I came from a 100 series so was biased to start with, but after I had both the 200 and the D4 for a week, the D4 was the better vehicle. D4 was slightly more expensive in the spec that I chose.
So far so good....eats my 100 offroad, has significantly better fuel economy, and lugs our 3.5 tonne trailer while sipping 17 litres per 100. The 200 when towing this trailer sat at 21. Wife loves the perceived smaller vehicle.....until I showed her the specs for the two cars. It just feels smaller, and much nimbler.
I have been converted.
But this is VERY off topic.
|Discovery 4 SDV6|
Echo Kavango Offroad CT
You only have one life...get out there and do it now!
FollowUp 2 of 3
FollowupID: 759480 Submitted:
Thursday, Apr 26, 2012 at 08:56
If this post was titled "landcruiser 200 vs Landrover Discovery D4" I would say you comments are warranted BUT it's about Landcruiser 100 series vs 200 series.

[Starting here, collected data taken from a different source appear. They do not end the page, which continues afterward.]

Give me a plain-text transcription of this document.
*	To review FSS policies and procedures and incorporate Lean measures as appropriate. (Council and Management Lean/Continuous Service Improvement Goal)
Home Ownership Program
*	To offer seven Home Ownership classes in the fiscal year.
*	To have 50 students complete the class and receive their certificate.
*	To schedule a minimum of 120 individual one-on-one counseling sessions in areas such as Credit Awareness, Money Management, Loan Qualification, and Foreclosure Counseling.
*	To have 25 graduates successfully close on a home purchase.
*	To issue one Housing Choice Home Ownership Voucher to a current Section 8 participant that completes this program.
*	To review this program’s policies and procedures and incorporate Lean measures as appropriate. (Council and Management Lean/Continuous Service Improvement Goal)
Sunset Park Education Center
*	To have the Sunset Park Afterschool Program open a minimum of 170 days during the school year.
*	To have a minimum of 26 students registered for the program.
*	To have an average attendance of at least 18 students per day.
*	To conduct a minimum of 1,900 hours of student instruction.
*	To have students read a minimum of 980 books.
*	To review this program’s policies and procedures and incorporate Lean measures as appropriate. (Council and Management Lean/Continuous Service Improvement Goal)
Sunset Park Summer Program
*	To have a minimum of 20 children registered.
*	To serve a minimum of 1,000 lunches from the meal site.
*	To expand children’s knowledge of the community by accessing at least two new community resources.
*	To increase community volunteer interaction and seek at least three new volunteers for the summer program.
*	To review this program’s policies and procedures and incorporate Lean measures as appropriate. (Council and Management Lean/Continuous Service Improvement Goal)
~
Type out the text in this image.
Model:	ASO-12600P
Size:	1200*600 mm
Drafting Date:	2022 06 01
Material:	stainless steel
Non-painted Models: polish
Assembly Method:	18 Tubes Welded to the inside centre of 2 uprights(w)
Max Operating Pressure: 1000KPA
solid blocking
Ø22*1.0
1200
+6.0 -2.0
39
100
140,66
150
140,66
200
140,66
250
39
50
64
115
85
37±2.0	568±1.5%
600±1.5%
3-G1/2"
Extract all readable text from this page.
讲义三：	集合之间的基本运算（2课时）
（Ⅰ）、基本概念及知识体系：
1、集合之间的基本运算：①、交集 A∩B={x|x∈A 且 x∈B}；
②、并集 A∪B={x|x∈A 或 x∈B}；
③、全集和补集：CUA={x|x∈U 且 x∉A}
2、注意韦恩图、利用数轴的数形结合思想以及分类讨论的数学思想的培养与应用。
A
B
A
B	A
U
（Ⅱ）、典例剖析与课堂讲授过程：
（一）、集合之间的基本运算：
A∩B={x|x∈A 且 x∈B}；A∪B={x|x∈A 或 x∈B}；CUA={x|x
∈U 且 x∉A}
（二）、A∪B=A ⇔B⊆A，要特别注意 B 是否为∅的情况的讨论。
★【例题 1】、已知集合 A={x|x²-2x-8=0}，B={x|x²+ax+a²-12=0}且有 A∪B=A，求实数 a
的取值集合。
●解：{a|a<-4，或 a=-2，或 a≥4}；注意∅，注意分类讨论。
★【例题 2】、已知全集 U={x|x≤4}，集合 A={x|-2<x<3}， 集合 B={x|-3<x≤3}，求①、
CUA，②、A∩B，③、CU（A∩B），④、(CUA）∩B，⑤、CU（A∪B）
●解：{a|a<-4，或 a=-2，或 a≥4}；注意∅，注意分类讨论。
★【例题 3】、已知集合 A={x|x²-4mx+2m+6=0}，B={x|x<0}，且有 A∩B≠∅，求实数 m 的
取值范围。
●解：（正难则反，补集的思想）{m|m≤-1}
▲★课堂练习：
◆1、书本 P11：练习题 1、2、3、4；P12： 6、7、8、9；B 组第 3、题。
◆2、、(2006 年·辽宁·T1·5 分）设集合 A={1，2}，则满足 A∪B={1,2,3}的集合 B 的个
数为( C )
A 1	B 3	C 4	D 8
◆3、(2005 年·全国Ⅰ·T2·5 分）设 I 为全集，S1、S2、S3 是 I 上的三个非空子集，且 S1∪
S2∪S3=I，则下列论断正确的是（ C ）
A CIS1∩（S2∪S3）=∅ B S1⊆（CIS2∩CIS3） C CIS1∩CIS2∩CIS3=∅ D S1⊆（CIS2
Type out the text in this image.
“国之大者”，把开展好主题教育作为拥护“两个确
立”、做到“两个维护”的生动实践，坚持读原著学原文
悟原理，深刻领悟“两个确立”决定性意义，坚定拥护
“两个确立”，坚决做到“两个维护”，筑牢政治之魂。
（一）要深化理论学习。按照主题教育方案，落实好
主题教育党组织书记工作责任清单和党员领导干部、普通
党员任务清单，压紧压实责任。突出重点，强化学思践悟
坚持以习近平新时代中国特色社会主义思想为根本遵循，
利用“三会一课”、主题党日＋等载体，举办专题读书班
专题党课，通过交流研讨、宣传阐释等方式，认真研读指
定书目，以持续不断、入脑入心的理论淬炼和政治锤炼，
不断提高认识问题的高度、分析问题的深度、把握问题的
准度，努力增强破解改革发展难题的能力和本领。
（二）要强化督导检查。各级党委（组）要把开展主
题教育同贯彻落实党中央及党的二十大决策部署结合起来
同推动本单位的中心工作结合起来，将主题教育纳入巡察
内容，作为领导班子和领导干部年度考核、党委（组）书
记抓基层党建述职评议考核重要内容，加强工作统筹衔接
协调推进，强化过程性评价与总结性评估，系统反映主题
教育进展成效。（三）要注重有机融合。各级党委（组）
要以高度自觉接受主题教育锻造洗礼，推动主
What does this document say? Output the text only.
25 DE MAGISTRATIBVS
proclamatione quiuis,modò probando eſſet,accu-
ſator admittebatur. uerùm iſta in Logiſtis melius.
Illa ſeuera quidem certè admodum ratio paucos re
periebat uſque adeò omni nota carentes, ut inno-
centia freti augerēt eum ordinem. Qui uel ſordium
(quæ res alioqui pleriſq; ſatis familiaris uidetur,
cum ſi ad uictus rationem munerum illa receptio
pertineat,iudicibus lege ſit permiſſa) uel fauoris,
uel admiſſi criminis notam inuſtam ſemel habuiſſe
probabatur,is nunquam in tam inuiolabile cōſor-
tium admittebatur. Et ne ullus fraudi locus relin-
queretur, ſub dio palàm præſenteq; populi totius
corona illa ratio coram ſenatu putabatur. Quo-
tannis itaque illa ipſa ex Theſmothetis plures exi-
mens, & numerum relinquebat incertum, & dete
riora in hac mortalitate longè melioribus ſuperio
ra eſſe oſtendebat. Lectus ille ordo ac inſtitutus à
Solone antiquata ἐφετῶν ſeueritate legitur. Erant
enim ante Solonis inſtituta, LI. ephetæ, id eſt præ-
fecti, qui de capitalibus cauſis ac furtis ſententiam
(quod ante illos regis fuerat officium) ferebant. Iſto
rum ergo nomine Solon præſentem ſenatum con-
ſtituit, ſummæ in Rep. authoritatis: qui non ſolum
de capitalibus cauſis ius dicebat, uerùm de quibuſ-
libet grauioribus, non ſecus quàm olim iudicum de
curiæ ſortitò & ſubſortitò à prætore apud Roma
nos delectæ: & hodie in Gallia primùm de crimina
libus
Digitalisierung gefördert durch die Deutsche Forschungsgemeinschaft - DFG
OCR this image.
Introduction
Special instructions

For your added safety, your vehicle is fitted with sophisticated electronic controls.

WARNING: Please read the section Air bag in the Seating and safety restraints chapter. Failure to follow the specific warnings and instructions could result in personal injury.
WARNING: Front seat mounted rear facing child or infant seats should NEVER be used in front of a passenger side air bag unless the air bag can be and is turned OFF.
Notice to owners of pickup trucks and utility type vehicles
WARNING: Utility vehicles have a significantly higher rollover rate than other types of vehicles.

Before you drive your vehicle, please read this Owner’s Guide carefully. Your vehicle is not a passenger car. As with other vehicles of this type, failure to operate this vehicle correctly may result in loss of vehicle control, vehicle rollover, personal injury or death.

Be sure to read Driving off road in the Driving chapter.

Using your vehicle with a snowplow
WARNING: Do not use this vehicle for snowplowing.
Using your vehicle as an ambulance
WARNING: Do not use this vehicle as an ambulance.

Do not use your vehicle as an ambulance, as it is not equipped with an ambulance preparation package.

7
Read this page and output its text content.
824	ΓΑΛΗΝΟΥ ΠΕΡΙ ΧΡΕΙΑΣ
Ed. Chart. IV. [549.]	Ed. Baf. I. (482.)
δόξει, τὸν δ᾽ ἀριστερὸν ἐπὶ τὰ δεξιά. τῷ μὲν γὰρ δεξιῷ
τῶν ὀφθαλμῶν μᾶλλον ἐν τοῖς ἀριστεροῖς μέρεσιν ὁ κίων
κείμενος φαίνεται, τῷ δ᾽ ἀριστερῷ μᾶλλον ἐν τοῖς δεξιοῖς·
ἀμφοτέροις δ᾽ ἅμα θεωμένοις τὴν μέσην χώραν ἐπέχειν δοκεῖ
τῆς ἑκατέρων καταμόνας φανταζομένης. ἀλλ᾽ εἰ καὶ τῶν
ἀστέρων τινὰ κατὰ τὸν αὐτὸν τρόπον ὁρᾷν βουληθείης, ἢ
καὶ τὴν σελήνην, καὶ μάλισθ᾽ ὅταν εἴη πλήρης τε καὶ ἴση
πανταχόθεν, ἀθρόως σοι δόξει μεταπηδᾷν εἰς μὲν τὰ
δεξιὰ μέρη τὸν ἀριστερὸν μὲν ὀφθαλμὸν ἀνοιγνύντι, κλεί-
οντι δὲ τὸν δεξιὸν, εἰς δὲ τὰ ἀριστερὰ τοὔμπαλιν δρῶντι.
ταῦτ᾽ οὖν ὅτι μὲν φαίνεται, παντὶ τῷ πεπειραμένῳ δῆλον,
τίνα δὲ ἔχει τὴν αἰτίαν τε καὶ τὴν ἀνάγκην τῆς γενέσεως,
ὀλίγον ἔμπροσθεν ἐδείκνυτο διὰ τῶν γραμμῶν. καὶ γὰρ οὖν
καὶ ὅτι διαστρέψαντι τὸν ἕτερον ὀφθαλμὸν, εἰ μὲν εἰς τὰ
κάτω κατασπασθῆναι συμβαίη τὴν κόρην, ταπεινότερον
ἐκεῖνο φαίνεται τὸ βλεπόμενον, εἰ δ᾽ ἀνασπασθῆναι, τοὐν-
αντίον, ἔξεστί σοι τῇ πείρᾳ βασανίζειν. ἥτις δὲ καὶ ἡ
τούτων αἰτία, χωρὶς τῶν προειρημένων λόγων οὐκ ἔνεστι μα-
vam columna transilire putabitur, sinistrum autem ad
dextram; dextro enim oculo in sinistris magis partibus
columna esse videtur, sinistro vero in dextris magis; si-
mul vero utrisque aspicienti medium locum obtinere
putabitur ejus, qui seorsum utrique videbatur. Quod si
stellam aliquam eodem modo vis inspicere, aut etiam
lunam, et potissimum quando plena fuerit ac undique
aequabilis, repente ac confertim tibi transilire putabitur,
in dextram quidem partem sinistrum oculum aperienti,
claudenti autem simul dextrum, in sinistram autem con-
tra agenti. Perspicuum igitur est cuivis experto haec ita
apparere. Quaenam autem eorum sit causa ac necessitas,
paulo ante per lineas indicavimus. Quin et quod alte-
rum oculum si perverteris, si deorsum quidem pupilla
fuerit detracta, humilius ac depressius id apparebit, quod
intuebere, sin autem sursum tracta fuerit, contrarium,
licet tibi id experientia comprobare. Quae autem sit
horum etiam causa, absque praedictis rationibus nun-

Maybe we can also include the BMW X5 and the Merc AMG G Wagon..... and the Audi Q7..... LOL
Yes had a good look at a D4 and they are a great 4x4 just like the Jeep Grand Cherokee Overlander.
We are looking at the Jeep Grand Cherokee Overlander not to replace the 200 series but as a good allround town car.
The down side of the D4 and Jeep is the lack of the dealer network in areas outside the main capitals.
The D4 we were looking at came with 19 inch rims making it next to useless again once outside the main capitals....... the lower spec D4 you could go down to 17 inch rims, our Landcruiser can standard on 18 inch rims and for $100 a rim we went to Gen Toyota Steelies in 17x8.5.
The next thing was the lack of available GVM upgrades for the D4 (non existent) whereby with the 200 we went 500Kg over standard factory GVM.
Next on the list was availability of spare parts and I don't mean belts and filters, out of all the countries who manufacture vehicles that come through our workshop the the hardest and in most cases most expensive to order parts for are European vehicles.
And another thing was the size of aftermarket fuel tanks, with the Landcruiser we can carry an extra 100Lts over a D4 with long range tanks and in the outback when remote travelling this makes a hugh difference.
With the room side of things it comes down to usable room and not just volume, our 200 series has been converted to a two seater.
Maybe we should get back on topic about 100 vs 200.